April 1, 2016 at 9:23 AM
Thanks for the mention in the article! We are very excited about all the new changes going on!
Reply
By John McAuliff
May 3, 2016 at 8:27 PM
Here's a relatively inexpensive way to get a good sense of Cuba in 11 days at a reasonable cost:

1) Use the new commercial flights to Havana on a Friday.

2) Spend the weekend in a casa particular and explore the city on your own using the individual general license.

3) Board Celestyal's Cuba Cruise on Monday for a one week circumnavigation that includes licensed people to people excursions in Maria la Gorda, Cienfuegos, Montego Bay, and Santiago de Cuba. Eighty Cuban staff and crew will educate and entertain you for the whole week in a substantive people to people program on board.

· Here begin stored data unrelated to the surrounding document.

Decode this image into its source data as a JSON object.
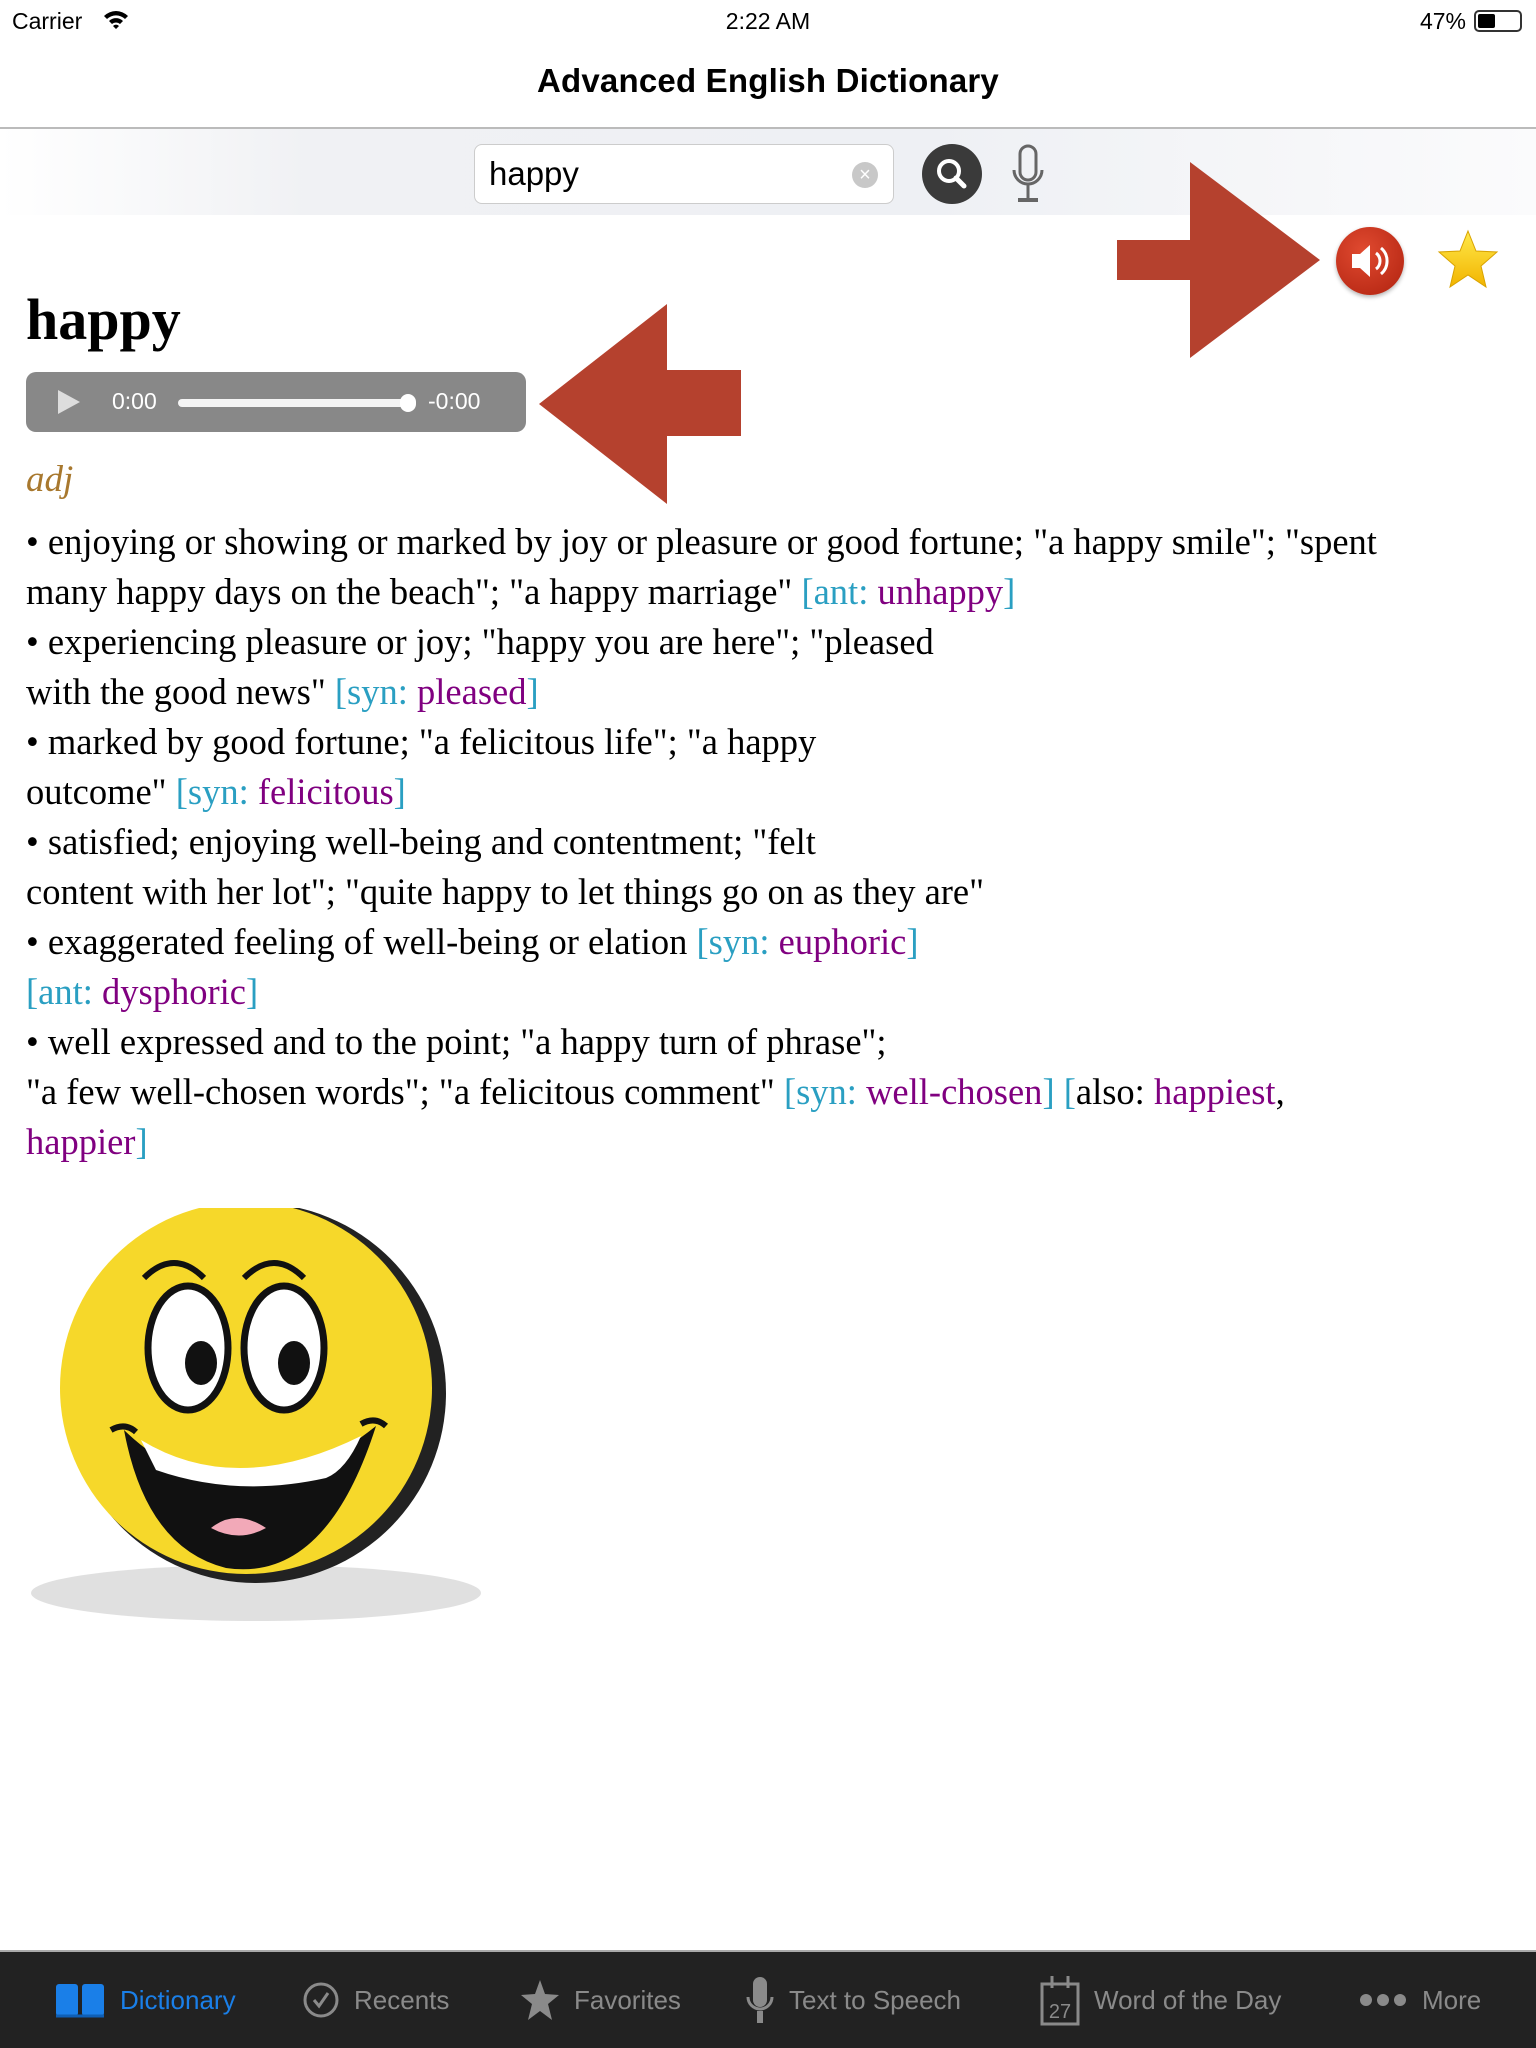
{
  "status": {
    "carrier": "Carrier",
    "time": "2:22 AM",
    "battery": "47%",
    "battery_level": 0.47
  },
  "nav": {
    "title": "Advanced English Dictionary"
  },
  "search": {
    "value": "happy",
    "placeholder": ""
  },
  "entry": {
    "word": "happy",
    "player": {
      "current": "0:00",
      "remaining": "-0:00",
      "progress": 1.0
    },
    "pos": "adj",
    "lines": [
      [
        [
          "• enjoying or showing or marked by joy or pleasure or good fortune; \"a happy smile\"; \"spent",
          "n"
        ]
      ],
      [
        [
          "many happy days on the beach\"; \"a happy marriage\" ",
          "n"
        ],
        [
          "[ant: ",
          "b"
        ],
        [
          "unhappy",
          "w"
        ],
        [
          "]",
          "b"
        ]
      ],
      [
        [
          "• experiencing pleasure or joy; \"happy you are here\"; \"pleased",
          "n"
        ]
      ],
      [
        [
          "with the good news\" ",
          "n"
        ],
        [
          "[syn: ",
          "b"
        ],
        [
          "pleased",
          "w"
        ],
        [
          "]",
          "b"
        ]
      ],
      [
        [
          "• marked by good fortune; \"a felicitous life\"; \"a happy",
          "n"
        ]
      ],
      [
        [
          "outcome\" ",
          "n"
        ],
        [
          "[syn: ",
          "b"
        ],
        [
          "felicitous",
          "w"
        ],
        [
          "]",
          "b"
        ]
      ],
      [
        [
          "• satisfied; enjoying well-being and contentment; \"felt",
          "n"
        ]
      ],
      [
        [
          "content with her lot\"; \"quite happy to let things go on as they are\"",
          "n"
        ]
      ],
      [
        [
          "• exaggerated feeling of well-being or elation ",
          "n"
        ],
        [
          "[syn: ",
          "b"
        ],
        [
          "euphoric",
          "w"
        ],
        [
          "]",
          "b"
        ]
      ],
      [
        [
          "[ant: ",
          "b"
        ],
        [
          "dysphoric",
          "w"
        ],
        [
          "]",
          "b"
        ]
      ],
      [
        [
          "• well expressed and to the point; \"a happy turn of phrase\";",
          "n"
        ]
      ],
      [
        [
          "\"a few well-chosen words\"; \"a felicitous comment\" ",
          "n"
        ],
        [
          "[syn: ",
          "b"
        ],
        [
          "well-chosen",
          "w"
        ],
        [
          "] [",
          "b"
        ],
        [
          "also: ",
          "n"
        ],
        [
          "happiest",
          "w"
        ],
        [
          ",",
          "n"
        ]
      ],
      [
        [
          "happier",
          "w"
        ],
        [
          "]",
          "b"
        ]
      ]
    ]
  },
  "tabs": [
    {
      "label": "Dictionary",
      "icon": "book-icon",
      "active": true
    },
    {
      "label": "Recents",
      "icon": "clock-check-icon"
    },
    {
      "label": "Favorites",
      "icon": "star-icon"
    },
    {
      "label": "Text to Speech",
      "icon": "microphone-icon"
    },
    {
      "label": "Word of the Day",
      "icon": "calendar-icon",
      "icon_text": "27"
    },
    {
      "label": "More",
      "icon": "more-dots-icon"
    }
  ],
  "colors": {
    "accent": "#1a7fe8",
    "arrow": "#b5412e",
    "link_bracket": "#2a9fc2",
    "link_word": "#800080",
    "pos": "#a8782e"
  }
}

4) Return to Havana Monday morning and fly home.
Reply
By John McAuliff
July 5, 2016 at 9:23 AM
For US citizens and residents who still must labor under legal restrictions on travel, this summary of the individual general license for people to people travel will be helpful http://tinyurl.com/P2Pindiv

Even more important is to convince Congress to end all travel restrictions
http://tinyurl.com/FFRDNL1
Reply
By Ailish Casey
July 7, 2016 at 10:32 AM
I've just returned from Cuba, and WOW! It was one of my favourite countries. So authentic, such friendly people, and tons of amazing experiences. I've been telling everyone I know to book a trip there asap!
Reply
By robert macabuhay
November 2, 2016 at 2:04 PM
Did you do people-to-people activities on your own? Any tips?
Reply
By dewayne bontrager
January 18, 2017 at 9:27 AM
This is an awesome Blog. Wish I found it before I visited Cuba. In December of 2016 myself, my wife and 10-year-old daughter traveled to CUBA from Atlanta on Delta Airlines for 1 week. We stayed at a different hotel every night and traveled to a different location every day. I struggled gathering recent information when organizing our trip, like this blog, I wanted to help as many future CUBA travelers as possible by creating 15 short videos.

https://www.youtube.com/playlist?list=PLgS64mJMluJ3a4V9zH04N7AZKxQ6vEK3t
Reply
By Zack Levine
March 3, 2017 at 9:35 PM
Going to Cuba by myself in mid-April. At the airport (departing from Raleigh), I just tell them I'm going on the educational general license, right?
I don't really anticipate any problems, but I'm not going on an official tour or anything. Gonna hit museums, baseball, libraries, some Jewish Cuban history stuff, things like that.
Thinking about just writing or typing it up on my own and carrying it to the airport and around the country in case anyone asks.